Par sa politique monétaire, une Banque centrale agit essentiellement sur les taux courts, sauf en cas de crise grave, comme la crise Covid, où elles ont activé des outils spécifiquement créés pendant la crise des subprimes pour faire baisser les taux longs. En agissant sur les taux courts, elle espère néanmoins peser sur l’ensemble de la courbe, mais n’a pas de prise directe sur celle-ci.

Le paradoxe vient, en partie, du fait que, de façon concomitante à la baisse des taux courts, les Banques centrales réduisent la taille de leur bilan, bilan gonflé par les achats d’obligations d’Etat durant la crise des subprimes et la crise Covid.

En agissant en tant que quasi-acheteuses uniques du jour au lendemain, elles disparaissent du marché et ne sont plus présentes pour absorber les émissions obligataires des Etats. Dans le cas de la Grande-Bretagne, c’est encore plus marquant car la Banque d’Angleterre ne se contente pas de laisser les obligations arriver à échéance, elle vend une partie de son portefeuille faisant encore plus grimper les taux longs.

Même si l’impact est limité, cela représente tout de même l’équivalent d’une hausse des taux de vingt-cinq points de base, alors que dans le même temps la Banque centrale baisse ses taux courts, ce qui est un rien schizophrénique.

D’autres raisons  

La deuxième raison de cette hausse des taux longs provient des craintes quant à la capacité des gouvernements à financer leurs déficits. L’inquiétude vient entretenir un cercle vicieux selon lequel la dette, gonflée par cette hausse des taux longs, pourrait déboucher sur une crise, les Etats ne sachant plus assurer son financement.

Le danger est évidemment que la hausse des rendements obligataires oblige les entreprises et les gouvernements à réduire leurs investissements. Une telle réduction risquerait de freiner la croissance économique et diminuerait les recettes fiscales, ce qui accroît encore les déficits.

Tout le monde a évidemment le cas de la France en tête, où le gouvernement est confronté à un déficit de 5,8 % et peine à adopter un budget. Mais globalement, tous les Etats ont aggravé leur endettement. Les investisseurs exigent alors des primes de risque plus élevées, d’autant plus si l’échéance de l’obligation est longue.

Réduire les déficits

Pour calmer les marchés, les Etats doivent réduire leurs déficits.

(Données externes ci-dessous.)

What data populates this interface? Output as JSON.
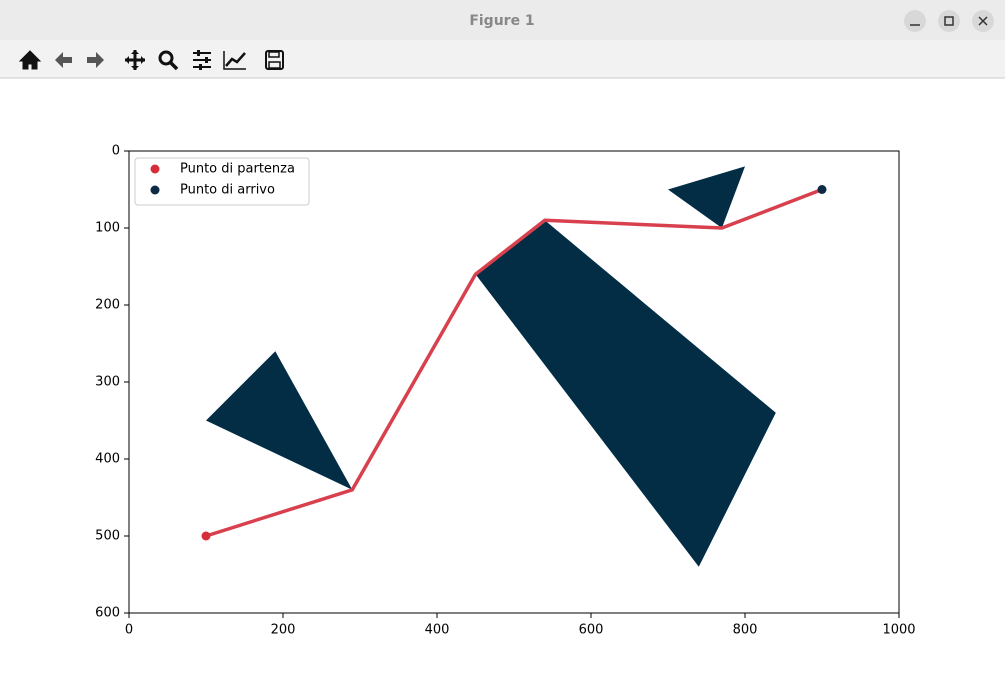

Cela passe par une réduction des dépenses mais aussi par une augmentation des impôts, ce qui pourrait entraîner une baisse de la croissance qui viendrait encore aggraver les déficits. La marge de manœuvre étroite explique la prudence des gouvernements et leurs difficultés de réduire les déficits, tout en devant financer la défense, la transition énergétique et les investissements dans les nouvelles technologies.

En Europe, même l’Allemagne va devoir emprunter 500 milliards pour développer les infrastructures et le digital. Alors que, jusqu’à présent et compte tenu de l’état de son économie, le pays était très strict dans la gestion de ses deniers, le gouvernement n’a aujourd’hui pas d’autre solution. Cette situation aura dès lors un impact sur les taux longs vu les besoins de financement.

Une dernière cause de cette hausse des rendements est le fait que les anticipations d’inflation sont plus élevées qu’avant la crise Covid, ce qui implique que l’investisseur exige un rendement supplémentaire pour compenser l’inflation.

Situation particulière aux Etats-Unis

Si en Europe les gouvernements semblent vouloir réduire les déficits, en revanche, « la belle et merveilleuse grande loi » de Trump devrait, selon le Congressional Budget Office (CBO),  augmenter la dette publique de 3,4 billions USD au cours des dix prochaines années. Cela signifie que le déficit, qui était de 6,2% du PIB en 2024, pourrait s’élever en 2025 à 7% du PIB. Même si les recettes devraient augmenter sensiblement avec l’imposition des droits de douane, ses effets délétères sur l’économie américaine pourraient peser sur la croissance et dès lors aggraver le rapport déficit/PIB.

Prévisions

Pour toutes ces raisons, les taux longs ne vont pas baisser dans les prochaines années, étant donné les besoins de financement des Etats et des niveaux d’endettement. De plus, pour la majorité des Banques centrales le processus d’assouplissement monétaire touche à sa fin, la structure de la courbe devrait donc se consolider aux niveaux actuels.